A cause de ces nombreux avantages, il est évident qu’une superintelligence nous distancerait largement.
Pourquoi ne pas tout simplement éteindre la superintelligence en cas de danger ?
Ce serait possible pour les IA qui sont moins intelligentes que nous. Le cœur du problème, ce sont celles qui sont beaucoup plus intelligentes que nous. Une superintelligence comprendra le monde qui l'entoure et sera capable de prédire la manière dont les humains réagissent, en particulier celles qui sont entraînées sur l’ensemble de la littérature qui compose les connaissances humaines. Si l'IA sait que vous pouvez l'éteindre, elle pourrait parfaitement faire mine d’être amicale jusqu'à ce qu'elle soit certaine de pouvoir se débarrasser de vous. Nous avons déjà des exemples bien réels de systèmes d'IA trompant les humains pour atteindre leurs objectifs. Une superintelligence serait virtuose dans l’art de la tromperie.
Il ne nous reste peut-être plus beaucoup de temps
En 2020, le consensus était que l’on atteindrait l’Intelligence Artificielle Générale en 2055. On parle maintenant de 2026. La dernière révolution des LLM a surpris la plupart des chercheurs en IA, et le domaine avance à un rythme effréné.

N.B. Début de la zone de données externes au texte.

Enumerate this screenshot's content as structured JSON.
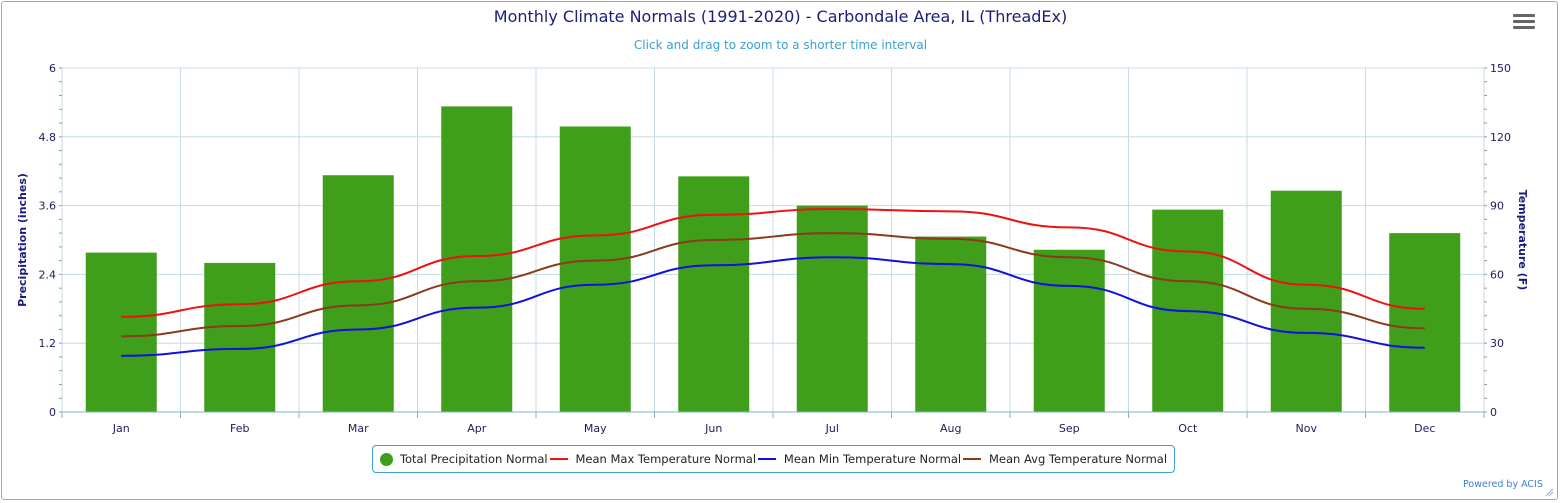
{
  "title": "Monthly Climate Normals (1991-2020) - Carbondale Area, IL (ThreadEx)",
  "subtitle": "Click and drag to zoom to a shorter time interval",
  "menu_icon": "hamburger-menu-icon",
  "footer": {
    "powered_by": "Powered by ACIS"
  },
  "colors": {
    "precip": "#3f9f1b",
    "max": "#ee1111",
    "min": "#1111dd",
    "avg": "#8b3a1a",
    "grid": "#c5dbe8",
    "axis_title": "#1c1c7a"
  },
  "chart_data": {
    "type": "bar",
    "title": "Monthly Climate Normals (1991-2020) - Carbondale Area, IL (ThreadEx)",
    "categories": [
      "Jan",
      "Feb",
      "Mar",
      "Apr",
      "May",
      "Jun",
      "Jul",
      "Aug",
      "Sep",
      "Oct",
      "Nov",
      "Dec"
    ],
    "y_left": {
      "label": "Precipitation (inches)",
      "range": [
        0,
        6
      ],
      "ticks": [
        "0",
        "1.2",
        "2.4",
        "3.6",
        "4.8",
        "6"
      ]
    },
    "y_right": {
      "label": "Temperature (F)",
      "range": [
        0,
        150
      ],
      "ticks": [
        "0",
        "30",
        "60",
        "90",
        "120",
        "150"
      ]
    },
    "grid": true,
    "legend_position": "bottom",
    "series": [
      {
        "name": "Total Precipitation Normal",
        "type": "bar",
        "axis": "left",
        "values": [
          2.78,
          2.6,
          4.13,
          5.33,
          4.98,
          4.11,
          3.6,
          3.06,
          2.83,
          3.53,
          3.86,
          3.12
        ]
      },
      {
        "name": "Mean Max Temperature Normal",
        "type": "line",
        "axis": "right",
        "values": [
          41.5,
          47.0,
          57.0,
          68.0,
          77.0,
          86.0,
          88.5,
          87.5,
          80.5,
          70.0,
          55.5,
          45.0
        ]
      },
      {
        "name": "Mean Min Temperature Normal",
        "type": "line",
        "axis": "right",
        "values": [
          24.5,
          27.5,
          36.0,
          45.5,
          55.5,
          64.0,
          67.5,
          64.5,
          55.0,
          44.0,
          34.5,
          28.0
        ]
      },
      {
        "name": "Mean Avg Temperature Normal",
        "type": "line",
        "axis": "right",
        "values": [
          33.0,
          37.5,
          46.5,
          57.0,
          66.0,
          75.0,
          78.0,
          75.5,
          67.5,
          57.0,
          45.0,
          36.5
        ]
      }
    ]
  }
}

Il est difficile de prédire combien de temps il faudra pour construire une superintelligence, mais nous savons qu’un nombre sans précédent de personnes y travaille actuellement et que le domaine avance à un rythme effréné . Cela peut prendre de nombreuses années ou seulement quelques mois, mais nous devrions pécher par excès de prudence et agir maintenant.

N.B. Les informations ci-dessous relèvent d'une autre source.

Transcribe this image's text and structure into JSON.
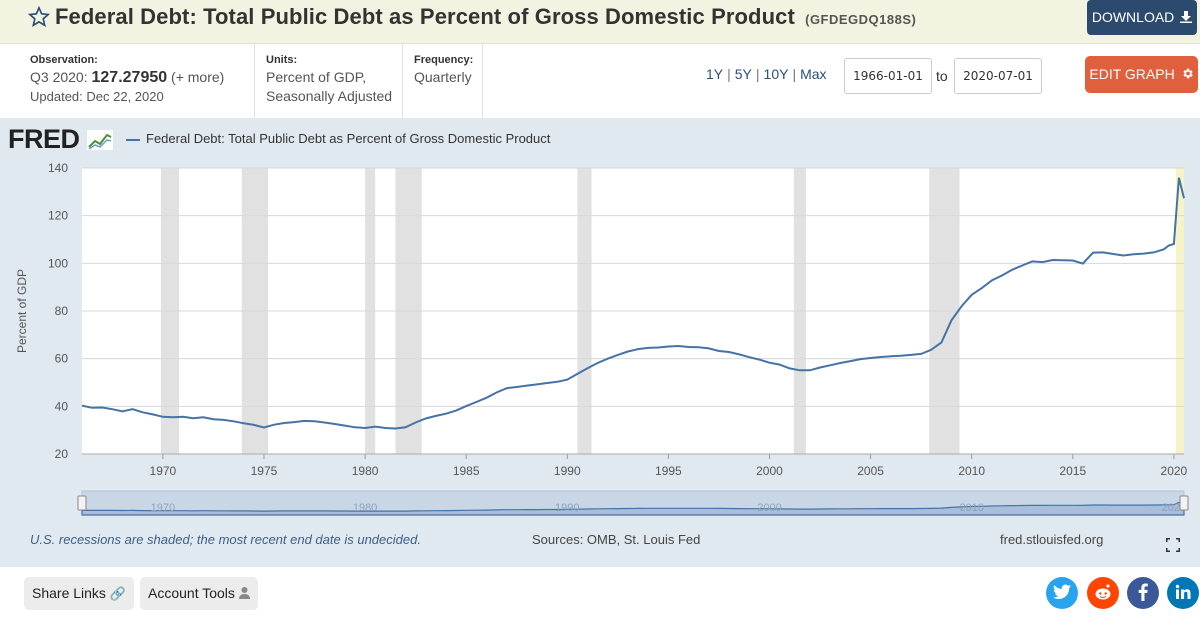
{
  "header": {
    "title": "Federal Debt: Total Public Debt as Percent of Gross Domestic Product",
    "series_id": "(GFDEGDQ188S)",
    "download_label": "DOWNLOAD"
  },
  "meta": {
    "observation_label": "Observation:",
    "observation_period": "Q3 2020:",
    "observation_value": "127.27950",
    "more_label": "(+ more)",
    "updated": "Updated: Dec 22, 2020",
    "units_label": "Units:",
    "units_line1": "Percent of GDP,",
    "units_line2": "Seasonally Adjusted",
    "frequency_label": "Frequency:",
    "frequency_value": "Quarterly"
  },
  "controls": {
    "range_1y": "1Y",
    "range_5y": "5Y",
    "range_10y": "10Y",
    "range_max": "Max",
    "start_date": "1966-01-01",
    "to_label": "to",
    "end_date": "2020-07-01",
    "edit_label": "EDIT GRAPH"
  },
  "graph": {
    "logo": "FRED",
    "legend": "Federal Debt: Total Public Debt as Percent of Gross Domestic Product",
    "footnote": "U.S. recessions are shaded; the most recent end date is undecided.",
    "sources": "Sources: OMB, St. Louis Fed",
    "site": "fred.stlouisfed.org"
  },
  "footer": {
    "share_label": "Share Links",
    "account_label": "Account Tools"
  },
  "colors": {
    "line": "#4572a7",
    "recession": "#e1e1e1",
    "panel": "#e1e9f0",
    "download": "#2c4a6e",
    "edit": "#e0603d"
  },
  "chart_data": {
    "type": "line",
    "title": "",
    "xlabel": "",
    "ylabel": "Percent of GDP",
    "xlim": [
      1966.0,
      2020.5
    ],
    "ylim": [
      20,
      140
    ],
    "yticks": [
      20,
      40,
      60,
      80,
      100,
      120,
      140
    ],
    "xticks": [
      1970,
      1975,
      1980,
      1985,
      1990,
      1995,
      2000,
      2005,
      2010,
      2015,
      2020
    ],
    "navigator_ticks": [
      1970,
      1980,
      1990,
      2000,
      2010,
      2020
    ],
    "grid": true,
    "legend_position": "top-left",
    "recessions": [
      [
        1969.9,
        1970.8
      ],
      [
        1973.9,
        1975.2
      ],
      [
        1980.0,
        1980.5
      ],
      [
        1981.5,
        1982.8
      ],
      [
        1990.5,
        1991.2
      ],
      [
        2001.2,
        2001.8
      ],
      [
        2007.9,
        2009.4
      ],
      [
        2020.1,
        2020.5
      ]
    ],
    "series": [
      {
        "name": "Federal Debt: Total Public Debt as Percent of Gross Domestic Product",
        "points": [
          [
            1966.0,
            40.3
          ],
          [
            1966.5,
            39.4
          ],
          [
            1967.0,
            39.5
          ],
          [
            1967.5,
            38.8
          ],
          [
            1968.0,
            37.9
          ],
          [
            1968.5,
            38.8
          ],
          [
            1969.0,
            37.5
          ],
          [
            1969.5,
            36.6
          ],
          [
            1970.0,
            35.6
          ],
          [
            1970.5,
            35.4
          ],
          [
            1971.0,
            35.6
          ],
          [
            1971.5,
            35.0
          ],
          [
            1972.0,
            35.4
          ],
          [
            1972.5,
            34.6
          ],
          [
            1973.0,
            34.3
          ],
          [
            1973.5,
            33.7
          ],
          [
            1974.0,
            32.9
          ],
          [
            1974.5,
            32.2
          ],
          [
            1975.0,
            31.1
          ],
          [
            1975.5,
            32.3
          ],
          [
            1976.0,
            33.0
          ],
          [
            1976.5,
            33.4
          ],
          [
            1977.0,
            33.9
          ],
          [
            1977.5,
            33.7
          ],
          [
            1978.0,
            33.2
          ],
          [
            1978.5,
            32.6
          ],
          [
            1979.0,
            31.9
          ],
          [
            1979.5,
            31.2
          ],
          [
            1980.0,
            30.9
          ],
          [
            1980.5,
            31.5
          ],
          [
            1981.0,
            30.9
          ],
          [
            1981.5,
            30.7
          ],
          [
            1982.0,
            31.2
          ],
          [
            1982.5,
            33.2
          ],
          [
            1983.0,
            34.9
          ],
          [
            1983.5,
            36.0
          ],
          [
            1984.0,
            36.9
          ],
          [
            1984.5,
            38.2
          ],
          [
            1985.0,
            40.1
          ],
          [
            1985.5,
            41.8
          ],
          [
            1986.0,
            43.6
          ],
          [
            1986.5,
            45.8
          ],
          [
            1987.0,
            47.6
          ],
          [
            1987.5,
            48.1
          ],
          [
            1988.0,
            48.7
          ],
          [
            1988.5,
            49.2
          ],
          [
            1989.0,
            49.8
          ],
          [
            1989.5,
            50.3
          ],
          [
            1990.0,
            51.2
          ],
          [
            1990.5,
            53.6
          ],
          [
            1991.0,
            56.0
          ],
          [
            1991.5,
            58.2
          ],
          [
            1992.0,
            60.0
          ],
          [
            1992.5,
            61.6
          ],
          [
            1993.0,
            63.0
          ],
          [
            1993.5,
            64.0
          ],
          [
            1994.0,
            64.5
          ],
          [
            1994.5,
            64.7
          ],
          [
            1995.0,
            65.1
          ],
          [
            1995.5,
            65.3
          ],
          [
            1996.0,
            64.9
          ],
          [
            1996.5,
            64.8
          ],
          [
            1997.0,
            64.3
          ],
          [
            1997.5,
            63.2
          ],
          [
            1998.0,
            62.8
          ],
          [
            1998.5,
            61.8
          ],
          [
            1999.0,
            60.6
          ],
          [
            1999.5,
            59.6
          ],
          [
            2000.0,
            58.3
          ],
          [
            2000.5,
            57.5
          ],
          [
            2001.0,
            55.9
          ],
          [
            2001.5,
            55.1
          ],
          [
            2002.0,
            55.1
          ],
          [
            2002.5,
            56.3
          ],
          [
            2003.0,
            57.2
          ],
          [
            2003.5,
            58.2
          ],
          [
            2004.0,
            59.0
          ],
          [
            2004.5,
            59.8
          ],
          [
            2005.0,
            60.3
          ],
          [
            2005.5,
            60.7
          ],
          [
            2006.0,
            61.0
          ],
          [
            2006.5,
            61.2
          ],
          [
            2007.0,
            61.6
          ],
          [
            2007.5,
            62.0
          ],
          [
            2008.0,
            63.7
          ],
          [
            2008.5,
            66.8
          ],
          [
            2009.0,
            76.1
          ],
          [
            2009.5,
            82.0
          ],
          [
            2010.0,
            86.8
          ],
          [
            2010.5,
            89.6
          ],
          [
            2011.0,
            92.9
          ],
          [
            2011.5,
            94.9
          ],
          [
            2012.0,
            97.3
          ],
          [
            2012.5,
            99.1
          ],
          [
            2013.0,
            100.8
          ],
          [
            2013.5,
            100.5
          ],
          [
            2014.0,
            101.4
          ],
          [
            2014.5,
            101.3
          ],
          [
            2015.0,
            101.2
          ],
          [
            2015.5,
            99.9
          ],
          [
            2016.0,
            104.5
          ],
          [
            2016.5,
            104.6
          ],
          [
            2017.0,
            103.9
          ],
          [
            2017.5,
            103.3
          ],
          [
            2018.0,
            103.8
          ],
          [
            2018.5,
            104.1
          ],
          [
            2019.0,
            104.6
          ],
          [
            2019.5,
            105.9
          ],
          [
            2019.75,
            107.5
          ],
          [
            2020.0,
            108.1
          ],
          [
            2020.25,
            135.9
          ],
          [
            2020.5,
            127.3
          ]
        ]
      }
    ]
  }
}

Nous ne prenons pas le risque suffisamment au sérieux
L'esprit humain a tendance à sous-estimer les risques invisibles, lents et difficiles à comprendre. Nous avons également tendance à sous-estimer le phénomène de croissance exponentielle, et à ne pas vouloir regarder les choses en face lorsque nous sommes confrontés à des choses qui menacent notre existence.
Les entreprises d'IA sont engagées dans une fuite en avant
OpenAI, DeepMind et Anthropic veulent développer l'IA de manière sûre. Malheureusement, ils ne savent pas comment y parvenir et beaucoup de facteurs les motivent à accélérer le tempo pour arriver les premiers à la superintelligence. La stratégie d'OpenAI est d'utiliser des systèmes d'IA pour aligner l'IA. Le problème avec ce pari est que nous n'avons aucune garantie que nous créerons une IA qui résoudra le problème de l'alignement avant d'avoir une IA aux conséquences apocalyptiques. Anthropic avoue ouvertement qu'ils n'ont pas encore d'idées sur la façon de résoudre le problème de l'alignement. Quant à DeepMind, ils n'ont pas communiqué publiquement au sujet de leur stratégie pour résoudre ce problème.
Voilà pourquoi nous avons besoin d'un traité international pour établir un moratoire sur l’IA.